Adem nodded seriously. "That it would," he said, before breaking into a large smile, "because I always make it a point to have cases brought back from Onegas anytime someone in town makes a trip that way. I've grape, apple, darkberry, and maple wine. What could I interest you in?"
"I'll take a glass of grape, sir," the stranger replied, laying a platinum coin on the bar.
Adem uncorked the bottle and poured a generous glass before spying the coin. "I'm afraid there's simply no way I can make change for that at the moment, traveler," he said. "You're our first company today, and only yesterday I sent a courier to Hearthridge to deposit most of our silver in the bank."
"No fret, friend. It's been many moons since I've had elven wine." He took a sip appreciatively. "Delicious. So." He turned to Joseff. "Been studying the Seven?"
"Um, not...particularly," Joseff replied. "They've just come up in some of the texts I've read."
"They're actually quite fascinating. And I'd quite have to agree with your assessment. I've found nothing credible that states the Seven were, in fact, anything other than very competent and heroic adventurers before their ascension into godhood. Quite the contrary to popular belief, they seemed to have been quite popular--even loved--before the Fall."
The Fall. When the Seven, the once mortal adventurers who each ascended into godhood at the same time, brought their full divine powers to bear in an attempt to shatter the world. Each was destroyed, but one survived slightly longer than the others, falling to the ground a charred husk. He was unrecognizable, and all that could be determined was that he was one of the six males of the group. He uttered one sentence, "I...didn't know...." before his death.

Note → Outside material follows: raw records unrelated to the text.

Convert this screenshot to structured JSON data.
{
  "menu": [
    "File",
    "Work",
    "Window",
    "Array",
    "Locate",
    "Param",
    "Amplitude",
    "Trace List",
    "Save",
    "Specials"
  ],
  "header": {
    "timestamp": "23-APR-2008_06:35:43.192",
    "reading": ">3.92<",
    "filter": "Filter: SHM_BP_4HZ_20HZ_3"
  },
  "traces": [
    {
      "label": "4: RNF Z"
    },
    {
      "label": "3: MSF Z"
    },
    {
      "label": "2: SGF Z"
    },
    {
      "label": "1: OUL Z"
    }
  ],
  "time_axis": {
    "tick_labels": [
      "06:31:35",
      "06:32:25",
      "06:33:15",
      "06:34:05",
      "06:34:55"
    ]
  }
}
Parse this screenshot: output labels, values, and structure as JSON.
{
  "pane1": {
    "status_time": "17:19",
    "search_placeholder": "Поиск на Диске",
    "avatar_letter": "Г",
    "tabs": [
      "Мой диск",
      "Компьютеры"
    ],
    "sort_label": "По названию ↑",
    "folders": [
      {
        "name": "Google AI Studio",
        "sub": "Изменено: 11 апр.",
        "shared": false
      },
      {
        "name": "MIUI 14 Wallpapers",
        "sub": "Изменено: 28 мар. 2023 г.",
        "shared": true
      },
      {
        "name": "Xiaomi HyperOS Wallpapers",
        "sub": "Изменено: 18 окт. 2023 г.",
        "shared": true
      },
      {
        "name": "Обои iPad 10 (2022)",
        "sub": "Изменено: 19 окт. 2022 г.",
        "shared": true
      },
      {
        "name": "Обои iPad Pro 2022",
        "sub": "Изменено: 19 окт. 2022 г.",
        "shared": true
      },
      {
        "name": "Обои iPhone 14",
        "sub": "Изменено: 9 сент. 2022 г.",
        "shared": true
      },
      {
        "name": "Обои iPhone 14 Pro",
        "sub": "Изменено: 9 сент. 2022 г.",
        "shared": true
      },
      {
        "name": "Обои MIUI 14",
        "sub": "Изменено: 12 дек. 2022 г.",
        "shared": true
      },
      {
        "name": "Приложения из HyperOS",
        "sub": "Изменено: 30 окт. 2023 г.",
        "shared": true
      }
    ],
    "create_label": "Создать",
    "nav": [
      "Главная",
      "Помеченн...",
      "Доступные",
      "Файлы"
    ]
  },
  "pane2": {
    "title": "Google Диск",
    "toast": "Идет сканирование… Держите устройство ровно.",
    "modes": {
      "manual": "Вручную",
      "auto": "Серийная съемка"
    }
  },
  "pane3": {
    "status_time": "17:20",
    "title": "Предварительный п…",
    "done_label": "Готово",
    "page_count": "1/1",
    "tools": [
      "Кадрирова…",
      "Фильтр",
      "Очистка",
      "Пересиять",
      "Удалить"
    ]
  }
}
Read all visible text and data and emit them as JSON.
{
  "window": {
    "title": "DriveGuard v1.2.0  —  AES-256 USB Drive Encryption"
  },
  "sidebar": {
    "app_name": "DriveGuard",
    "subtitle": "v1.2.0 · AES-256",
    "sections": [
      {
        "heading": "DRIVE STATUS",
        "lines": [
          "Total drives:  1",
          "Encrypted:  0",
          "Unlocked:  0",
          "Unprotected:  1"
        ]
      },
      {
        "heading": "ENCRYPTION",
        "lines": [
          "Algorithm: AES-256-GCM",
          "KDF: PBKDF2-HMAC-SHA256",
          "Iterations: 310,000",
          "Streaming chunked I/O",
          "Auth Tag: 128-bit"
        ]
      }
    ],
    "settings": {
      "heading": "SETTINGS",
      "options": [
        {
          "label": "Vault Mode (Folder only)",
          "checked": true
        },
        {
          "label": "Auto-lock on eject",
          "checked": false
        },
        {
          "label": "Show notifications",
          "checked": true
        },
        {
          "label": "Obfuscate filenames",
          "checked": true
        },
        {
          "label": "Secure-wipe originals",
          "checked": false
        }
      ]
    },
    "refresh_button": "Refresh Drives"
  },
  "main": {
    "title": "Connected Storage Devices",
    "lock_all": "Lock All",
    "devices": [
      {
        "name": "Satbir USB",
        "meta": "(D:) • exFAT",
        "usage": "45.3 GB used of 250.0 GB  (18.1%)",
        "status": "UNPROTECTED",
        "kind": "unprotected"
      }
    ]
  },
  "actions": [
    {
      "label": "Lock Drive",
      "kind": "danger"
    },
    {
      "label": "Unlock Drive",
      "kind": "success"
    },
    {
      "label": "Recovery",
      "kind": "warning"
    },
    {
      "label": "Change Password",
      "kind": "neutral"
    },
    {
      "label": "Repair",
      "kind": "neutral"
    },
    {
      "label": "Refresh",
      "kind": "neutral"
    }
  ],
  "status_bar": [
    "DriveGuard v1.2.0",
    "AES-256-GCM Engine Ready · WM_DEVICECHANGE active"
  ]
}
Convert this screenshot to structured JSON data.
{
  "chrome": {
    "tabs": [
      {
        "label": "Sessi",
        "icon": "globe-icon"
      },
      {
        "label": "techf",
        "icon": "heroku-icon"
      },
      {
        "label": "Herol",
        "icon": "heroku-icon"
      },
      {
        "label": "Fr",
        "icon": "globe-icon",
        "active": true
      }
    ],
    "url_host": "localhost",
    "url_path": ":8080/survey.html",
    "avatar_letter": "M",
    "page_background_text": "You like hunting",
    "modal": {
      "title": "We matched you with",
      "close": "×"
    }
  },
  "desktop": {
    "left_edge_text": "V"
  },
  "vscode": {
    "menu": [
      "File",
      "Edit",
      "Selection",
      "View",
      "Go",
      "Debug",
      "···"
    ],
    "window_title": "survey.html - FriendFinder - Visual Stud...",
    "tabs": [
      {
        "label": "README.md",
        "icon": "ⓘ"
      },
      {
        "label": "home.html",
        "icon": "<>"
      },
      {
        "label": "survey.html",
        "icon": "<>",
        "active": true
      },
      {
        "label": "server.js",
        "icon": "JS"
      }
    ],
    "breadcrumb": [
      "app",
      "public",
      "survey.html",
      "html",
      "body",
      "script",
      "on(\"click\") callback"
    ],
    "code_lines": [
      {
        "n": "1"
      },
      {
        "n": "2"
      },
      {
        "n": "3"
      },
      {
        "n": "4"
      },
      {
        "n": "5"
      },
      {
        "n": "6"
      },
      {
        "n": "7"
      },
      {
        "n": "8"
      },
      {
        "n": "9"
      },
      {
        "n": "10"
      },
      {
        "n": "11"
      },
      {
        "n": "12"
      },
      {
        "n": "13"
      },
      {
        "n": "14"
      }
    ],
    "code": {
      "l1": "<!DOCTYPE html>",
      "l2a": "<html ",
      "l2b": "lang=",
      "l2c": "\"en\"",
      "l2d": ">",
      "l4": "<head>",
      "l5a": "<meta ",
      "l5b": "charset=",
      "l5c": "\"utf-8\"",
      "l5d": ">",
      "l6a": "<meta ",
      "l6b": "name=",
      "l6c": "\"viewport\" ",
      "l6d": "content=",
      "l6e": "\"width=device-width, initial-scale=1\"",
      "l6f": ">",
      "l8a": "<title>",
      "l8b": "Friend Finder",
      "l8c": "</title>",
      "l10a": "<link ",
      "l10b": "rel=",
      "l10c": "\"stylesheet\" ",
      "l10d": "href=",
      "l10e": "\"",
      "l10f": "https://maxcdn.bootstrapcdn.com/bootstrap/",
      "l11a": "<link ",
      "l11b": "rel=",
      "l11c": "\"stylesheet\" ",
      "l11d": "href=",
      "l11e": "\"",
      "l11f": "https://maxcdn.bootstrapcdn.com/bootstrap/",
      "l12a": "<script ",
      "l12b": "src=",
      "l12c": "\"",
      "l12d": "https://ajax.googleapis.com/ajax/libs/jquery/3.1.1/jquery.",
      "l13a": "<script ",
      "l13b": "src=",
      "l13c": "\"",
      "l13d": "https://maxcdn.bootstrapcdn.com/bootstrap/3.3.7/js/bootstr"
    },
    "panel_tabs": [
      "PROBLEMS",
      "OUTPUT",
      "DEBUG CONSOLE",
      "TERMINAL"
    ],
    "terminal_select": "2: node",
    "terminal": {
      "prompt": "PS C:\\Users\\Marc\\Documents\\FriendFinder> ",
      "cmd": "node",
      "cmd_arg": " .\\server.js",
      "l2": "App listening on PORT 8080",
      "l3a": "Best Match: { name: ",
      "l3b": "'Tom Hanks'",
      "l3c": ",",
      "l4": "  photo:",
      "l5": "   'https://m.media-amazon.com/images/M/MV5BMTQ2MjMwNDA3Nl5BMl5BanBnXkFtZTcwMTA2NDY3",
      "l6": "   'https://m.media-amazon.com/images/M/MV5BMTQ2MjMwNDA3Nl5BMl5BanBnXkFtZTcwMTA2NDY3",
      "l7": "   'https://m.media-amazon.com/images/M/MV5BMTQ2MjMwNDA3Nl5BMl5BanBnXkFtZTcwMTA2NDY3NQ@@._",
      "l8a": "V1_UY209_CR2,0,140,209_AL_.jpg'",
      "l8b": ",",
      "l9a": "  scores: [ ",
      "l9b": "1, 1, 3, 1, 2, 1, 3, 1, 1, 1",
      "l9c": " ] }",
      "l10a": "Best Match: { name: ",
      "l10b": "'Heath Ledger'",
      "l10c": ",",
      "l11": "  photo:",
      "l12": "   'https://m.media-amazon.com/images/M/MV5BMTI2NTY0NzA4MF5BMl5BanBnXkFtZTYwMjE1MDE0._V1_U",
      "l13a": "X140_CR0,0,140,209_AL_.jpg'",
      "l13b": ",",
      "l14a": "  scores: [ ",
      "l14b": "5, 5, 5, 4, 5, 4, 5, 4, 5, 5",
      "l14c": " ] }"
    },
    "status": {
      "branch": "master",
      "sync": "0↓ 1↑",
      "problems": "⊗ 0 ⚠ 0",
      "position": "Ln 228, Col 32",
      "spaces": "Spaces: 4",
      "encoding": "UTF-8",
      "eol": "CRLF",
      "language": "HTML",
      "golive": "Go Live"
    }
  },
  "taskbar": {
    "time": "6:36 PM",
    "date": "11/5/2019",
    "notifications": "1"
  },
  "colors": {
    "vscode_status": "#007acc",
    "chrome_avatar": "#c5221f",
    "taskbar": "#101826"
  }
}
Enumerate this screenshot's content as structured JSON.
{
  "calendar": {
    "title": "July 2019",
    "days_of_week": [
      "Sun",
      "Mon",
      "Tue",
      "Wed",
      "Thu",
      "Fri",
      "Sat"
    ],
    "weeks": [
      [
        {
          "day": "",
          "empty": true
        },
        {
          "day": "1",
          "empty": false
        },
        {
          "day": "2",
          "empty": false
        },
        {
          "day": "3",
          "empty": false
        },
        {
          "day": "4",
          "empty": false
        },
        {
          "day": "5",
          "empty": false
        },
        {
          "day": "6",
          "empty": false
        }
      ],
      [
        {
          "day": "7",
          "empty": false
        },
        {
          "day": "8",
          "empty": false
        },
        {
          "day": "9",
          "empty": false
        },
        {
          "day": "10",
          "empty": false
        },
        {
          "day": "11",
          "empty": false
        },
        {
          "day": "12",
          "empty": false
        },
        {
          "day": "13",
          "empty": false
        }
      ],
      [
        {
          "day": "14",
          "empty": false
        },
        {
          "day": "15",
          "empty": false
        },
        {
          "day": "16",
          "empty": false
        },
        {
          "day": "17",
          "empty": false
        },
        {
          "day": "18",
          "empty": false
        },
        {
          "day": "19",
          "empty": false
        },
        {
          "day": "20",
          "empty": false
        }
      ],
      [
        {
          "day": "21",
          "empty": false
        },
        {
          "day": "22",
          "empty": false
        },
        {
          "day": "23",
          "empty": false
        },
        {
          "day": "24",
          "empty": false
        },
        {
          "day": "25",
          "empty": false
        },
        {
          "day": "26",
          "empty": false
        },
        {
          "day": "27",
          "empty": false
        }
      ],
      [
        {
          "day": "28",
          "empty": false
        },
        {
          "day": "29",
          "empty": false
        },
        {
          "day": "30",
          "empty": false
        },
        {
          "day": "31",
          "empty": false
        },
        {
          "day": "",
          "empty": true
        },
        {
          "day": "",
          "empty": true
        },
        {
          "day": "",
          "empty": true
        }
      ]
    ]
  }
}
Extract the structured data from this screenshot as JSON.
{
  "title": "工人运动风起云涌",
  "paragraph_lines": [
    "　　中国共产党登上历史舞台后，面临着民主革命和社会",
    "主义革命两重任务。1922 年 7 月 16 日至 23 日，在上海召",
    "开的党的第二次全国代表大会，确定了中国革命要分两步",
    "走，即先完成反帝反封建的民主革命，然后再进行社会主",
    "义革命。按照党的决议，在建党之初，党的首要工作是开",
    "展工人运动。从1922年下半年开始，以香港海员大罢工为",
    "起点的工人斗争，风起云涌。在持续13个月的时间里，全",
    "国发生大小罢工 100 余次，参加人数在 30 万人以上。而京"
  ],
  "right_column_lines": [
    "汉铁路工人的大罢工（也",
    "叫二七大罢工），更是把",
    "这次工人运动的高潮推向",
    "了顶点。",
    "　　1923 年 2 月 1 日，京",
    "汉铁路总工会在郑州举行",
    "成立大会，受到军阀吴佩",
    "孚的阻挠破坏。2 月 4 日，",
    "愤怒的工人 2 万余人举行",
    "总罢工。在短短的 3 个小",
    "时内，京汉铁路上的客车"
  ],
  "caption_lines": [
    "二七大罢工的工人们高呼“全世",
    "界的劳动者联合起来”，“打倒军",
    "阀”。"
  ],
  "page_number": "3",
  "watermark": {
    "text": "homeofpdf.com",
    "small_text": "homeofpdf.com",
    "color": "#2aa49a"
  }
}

Understandably, people were enraged. Mobs descended on temples of any of the Seven, on libraries that held knowledge about them. Books, tapestries, scrolls were lit on fire, temples were destroyed, and now, because of all that, the truth behind the lives of the Seven was nearly impossible to track.
"I don't know about all of that, now," Adem said. "I've heard my fair share about the Seven, but not much saying they were loved. They had temples, sure, but so does Nerull, and I don't know many people that love the god of Death."
"Oh, I'm not speaking about their temples. I've read numerous texts of adventurers that must have been the Seven saving various towns, freeing slaves, and many other heroic acts. Some even point to them having embarked on a quest so important it was directly handed to them from the gods, and the completion of it was how they ascended in the first place."
Adem shrugged, clearly not agreeing with the stranger, but not being one to argue with paying customers. Joseff, however, was intrigued. "What kind of quest?"
The stranger chuckled. "I daresay it would require quite a bit of research and travel to track down the answer to that question, friend."
Joseff nodded, and extended his hand. "I'm Joseff, by the by. Well met."
"Well met, indeed," the stranger said, grasping his hand. "You may call me Sheaf."